Exhibit A: Avoid the 3 most common documentation mistakes
by Allison West, Esq., SPHR
“Document, Document, Document.”
Employment attorneys say it all the time. In fact, they’re incapable of saying that word only once because documentation relating to performance management and discipline is absolutely critical.
The reasons are obvious. The quality of your documentation goes to the heart of your credibility as a manager or HR professional.
The person reading your documentation should walk away knowing who, where, when, how and most important, the why behind any decisions … and that you treated the employee consistently and fairly. Anything less and your documentation becomes Exhibit A for the plaintiff.
Mistakes, Mistakes, Mistakes
One big problem is getting each manager to actually document performance and disciplinary discussions. Not surprising, documentation—when it is created—is often too ambiguous, vague, biased and never actually puts employees on notice of any performance or behavior issues.
Here are three of the most common documentation mistakes and how you can avoid them:
No employee should ever be surprised when he or she is terminated for poor performance or a disciplinary reason.
Here is a common scenario: The manager has put Betty on super-secret probation for the past three years—but never tells her about it. Just recently, the manager decided enough is enough. He wants Betty terminated. In-house counsel reviews the personnel file before signing off. Much to counsel’s surprise, Betty’s performance actually looks pretty good.
When in-house counsel asks the manager why the file doesn’t reflect his true opinion of Betty’s performance, the manager says, “Well, she’s sensitive, and I didn’t want to hurt her feelings.” The resulting ambiguous documentation doesn’t put the employee on notice of the problems.
Your documentation must be direct, include specific expectations and the reasons the employee says she’s not meeting those expectations.
2. Legally explosive words
Documentation is black and white. When third parties—say a judge, jury or plaintiff’s attorney—read a manager’s documentation, they can only go by what is written down.
Often, managers write absolute expressions such as “always” and “never,” as in “Hillary never turns in her reports on time.” In reality, Hillary informs you that she did hit her deadline just last month. Using these types of absolutes without being 100% certain will undermine your credibility and hurt your case in court.
Choose your words carefully. If you want to highlight your concerns to Hillary, simply state the facts: “In the past three months, you turned in your weekly reports on time only once.” This way, you’re more accurate and accomplish what you wanted in a more professional tone.
3. Lack of follow-up
Solid documentation must include regular follow-up discussions.
Take this example: A manager informs Bob about his performance deficiencies and gives him a step-by-step improvement plan. Documentation is solid up to this point. Unfortunately, Bob continues to struggle for the next six months. But the manager fails to document any follow-up conversations or efforts made to assist Bob. Now the manager wants to terminate Bob.
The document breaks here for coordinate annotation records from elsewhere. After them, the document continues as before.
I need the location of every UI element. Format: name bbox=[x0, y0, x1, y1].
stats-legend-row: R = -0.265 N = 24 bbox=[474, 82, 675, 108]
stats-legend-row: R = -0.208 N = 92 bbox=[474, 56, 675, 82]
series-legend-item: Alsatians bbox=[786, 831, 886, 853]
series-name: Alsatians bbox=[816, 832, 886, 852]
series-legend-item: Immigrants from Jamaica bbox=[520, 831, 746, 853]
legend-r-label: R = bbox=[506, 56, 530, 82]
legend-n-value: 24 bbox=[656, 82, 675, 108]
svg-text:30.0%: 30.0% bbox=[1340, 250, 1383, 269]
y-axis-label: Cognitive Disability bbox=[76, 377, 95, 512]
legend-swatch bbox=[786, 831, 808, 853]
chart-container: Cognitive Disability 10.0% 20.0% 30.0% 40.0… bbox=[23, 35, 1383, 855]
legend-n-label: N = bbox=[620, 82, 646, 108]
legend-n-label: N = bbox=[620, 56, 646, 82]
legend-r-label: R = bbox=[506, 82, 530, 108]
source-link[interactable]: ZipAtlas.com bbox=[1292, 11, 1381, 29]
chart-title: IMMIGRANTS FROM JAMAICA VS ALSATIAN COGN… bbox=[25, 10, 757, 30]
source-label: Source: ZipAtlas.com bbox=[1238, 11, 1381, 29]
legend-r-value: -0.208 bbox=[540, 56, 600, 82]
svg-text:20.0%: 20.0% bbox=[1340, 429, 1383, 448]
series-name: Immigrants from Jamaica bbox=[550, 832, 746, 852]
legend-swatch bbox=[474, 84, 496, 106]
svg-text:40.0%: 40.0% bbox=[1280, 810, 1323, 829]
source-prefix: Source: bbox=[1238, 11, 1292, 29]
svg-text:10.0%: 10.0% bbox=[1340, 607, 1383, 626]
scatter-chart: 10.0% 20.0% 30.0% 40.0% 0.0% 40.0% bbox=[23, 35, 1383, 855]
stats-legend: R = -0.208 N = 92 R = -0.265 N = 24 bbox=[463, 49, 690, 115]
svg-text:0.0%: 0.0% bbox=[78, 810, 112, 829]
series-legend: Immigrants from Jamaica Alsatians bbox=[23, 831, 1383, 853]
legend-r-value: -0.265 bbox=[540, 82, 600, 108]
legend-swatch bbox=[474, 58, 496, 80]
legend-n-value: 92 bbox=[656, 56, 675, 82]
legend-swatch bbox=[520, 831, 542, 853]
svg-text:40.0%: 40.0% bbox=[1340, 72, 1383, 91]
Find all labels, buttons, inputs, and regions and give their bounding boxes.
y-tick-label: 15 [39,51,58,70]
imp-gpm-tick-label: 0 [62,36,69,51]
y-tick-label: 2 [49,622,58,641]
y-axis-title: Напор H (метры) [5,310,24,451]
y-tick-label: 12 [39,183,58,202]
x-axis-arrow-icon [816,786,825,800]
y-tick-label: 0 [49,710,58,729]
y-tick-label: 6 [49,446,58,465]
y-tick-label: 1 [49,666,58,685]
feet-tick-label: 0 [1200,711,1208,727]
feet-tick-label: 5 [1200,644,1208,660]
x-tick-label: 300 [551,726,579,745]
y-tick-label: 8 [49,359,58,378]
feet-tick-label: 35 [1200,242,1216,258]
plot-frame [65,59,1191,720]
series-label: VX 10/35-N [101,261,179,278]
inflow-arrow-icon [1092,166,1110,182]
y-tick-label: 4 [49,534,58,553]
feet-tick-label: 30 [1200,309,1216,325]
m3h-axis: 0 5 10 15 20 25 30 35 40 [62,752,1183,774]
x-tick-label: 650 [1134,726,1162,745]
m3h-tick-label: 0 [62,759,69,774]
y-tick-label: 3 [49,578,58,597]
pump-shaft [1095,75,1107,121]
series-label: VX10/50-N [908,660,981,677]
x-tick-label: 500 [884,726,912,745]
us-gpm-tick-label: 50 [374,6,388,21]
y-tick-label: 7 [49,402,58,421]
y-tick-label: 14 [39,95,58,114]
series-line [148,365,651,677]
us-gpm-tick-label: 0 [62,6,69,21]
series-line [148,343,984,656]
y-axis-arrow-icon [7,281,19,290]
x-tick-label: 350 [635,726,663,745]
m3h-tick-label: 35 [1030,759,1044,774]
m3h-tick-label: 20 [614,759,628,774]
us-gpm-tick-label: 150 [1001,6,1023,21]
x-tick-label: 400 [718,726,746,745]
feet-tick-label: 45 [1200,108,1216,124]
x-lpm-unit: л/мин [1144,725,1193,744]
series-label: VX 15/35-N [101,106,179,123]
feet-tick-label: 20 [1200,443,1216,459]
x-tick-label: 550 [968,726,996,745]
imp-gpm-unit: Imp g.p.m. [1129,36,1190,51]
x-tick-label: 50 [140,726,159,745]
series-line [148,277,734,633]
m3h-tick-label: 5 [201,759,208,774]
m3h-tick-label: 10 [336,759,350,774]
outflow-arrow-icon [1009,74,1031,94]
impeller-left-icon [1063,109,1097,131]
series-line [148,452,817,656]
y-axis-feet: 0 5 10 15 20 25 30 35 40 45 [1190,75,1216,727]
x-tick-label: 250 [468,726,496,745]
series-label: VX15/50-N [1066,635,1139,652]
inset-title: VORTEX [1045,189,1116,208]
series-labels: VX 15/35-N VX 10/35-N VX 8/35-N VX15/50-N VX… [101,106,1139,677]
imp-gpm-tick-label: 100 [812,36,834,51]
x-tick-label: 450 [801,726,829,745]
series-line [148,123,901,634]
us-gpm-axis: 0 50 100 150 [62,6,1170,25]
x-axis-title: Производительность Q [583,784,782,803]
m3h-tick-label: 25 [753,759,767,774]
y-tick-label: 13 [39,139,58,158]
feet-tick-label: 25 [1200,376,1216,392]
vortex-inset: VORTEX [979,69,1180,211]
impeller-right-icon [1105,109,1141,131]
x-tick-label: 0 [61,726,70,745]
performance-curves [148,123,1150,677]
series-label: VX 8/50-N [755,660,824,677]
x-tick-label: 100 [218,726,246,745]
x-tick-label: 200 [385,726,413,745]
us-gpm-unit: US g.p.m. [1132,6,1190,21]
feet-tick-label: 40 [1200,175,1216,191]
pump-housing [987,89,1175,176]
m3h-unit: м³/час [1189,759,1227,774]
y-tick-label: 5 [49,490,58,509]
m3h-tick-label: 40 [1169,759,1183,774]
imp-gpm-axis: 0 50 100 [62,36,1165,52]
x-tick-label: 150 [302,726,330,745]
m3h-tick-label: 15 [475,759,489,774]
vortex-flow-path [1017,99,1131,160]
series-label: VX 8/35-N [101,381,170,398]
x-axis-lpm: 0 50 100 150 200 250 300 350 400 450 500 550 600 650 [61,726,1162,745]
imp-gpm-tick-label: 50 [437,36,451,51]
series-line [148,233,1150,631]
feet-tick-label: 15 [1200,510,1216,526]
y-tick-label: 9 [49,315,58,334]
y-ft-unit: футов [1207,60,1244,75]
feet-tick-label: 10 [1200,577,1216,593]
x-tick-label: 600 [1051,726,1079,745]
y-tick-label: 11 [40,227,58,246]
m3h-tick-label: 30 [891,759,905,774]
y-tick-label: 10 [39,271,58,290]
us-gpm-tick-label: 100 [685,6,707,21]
The problem: The documentation is incomplete. The judge, jury or plaintiff’s attorney that reads it will assume the manager put Bob on notice yet did nothing over the next six months to ensure Bob was getting the assistance.
Proper documentation would include the coaching sessions, Bob’s stated reasons for not meeting his goals and efforts by the manager to help Bob. Also, document that Bob knew he could be terminated if he did not meet the stated expectations.
The bottom line: At the end of the day, your documentation must be accurate, state the facts, include the employee’s explanation and show all the efforts the manager made to help the employee succeed. Anything less, well, you know what happens.
Author: Allison West, Esq., SPHR, is a former employment law litigator and the founder of Employment Practices Specialists, a training and consulting firm based in California.
Tips for documenting employee discipline
Be consistent. Don’t write up one person for a behavior that you ignore in other employees.
Be specific. Example of poor documentation: “Employee was late twice in the past two weeks.” Better: “Employee was 30 minutes late on Sept. 28; reason given: traffic. Employee was 45 minutes late on Oct. 4; reason given: overslept.”
Be clear and factual. Note the policy or procedure that was violated. Date the document, including the year.
Avoid emotional content, including personal impressions (“I think …”), labels (“He’s a whiner …”), adjectives (“very unproductive …”) and drawing conclusions about the reasons. (“It’s probably because of her divorce.”)
Ask the employee to sign and date the document if it’s going into his or her personnel file. If the employee refuses to sign, note that on the document.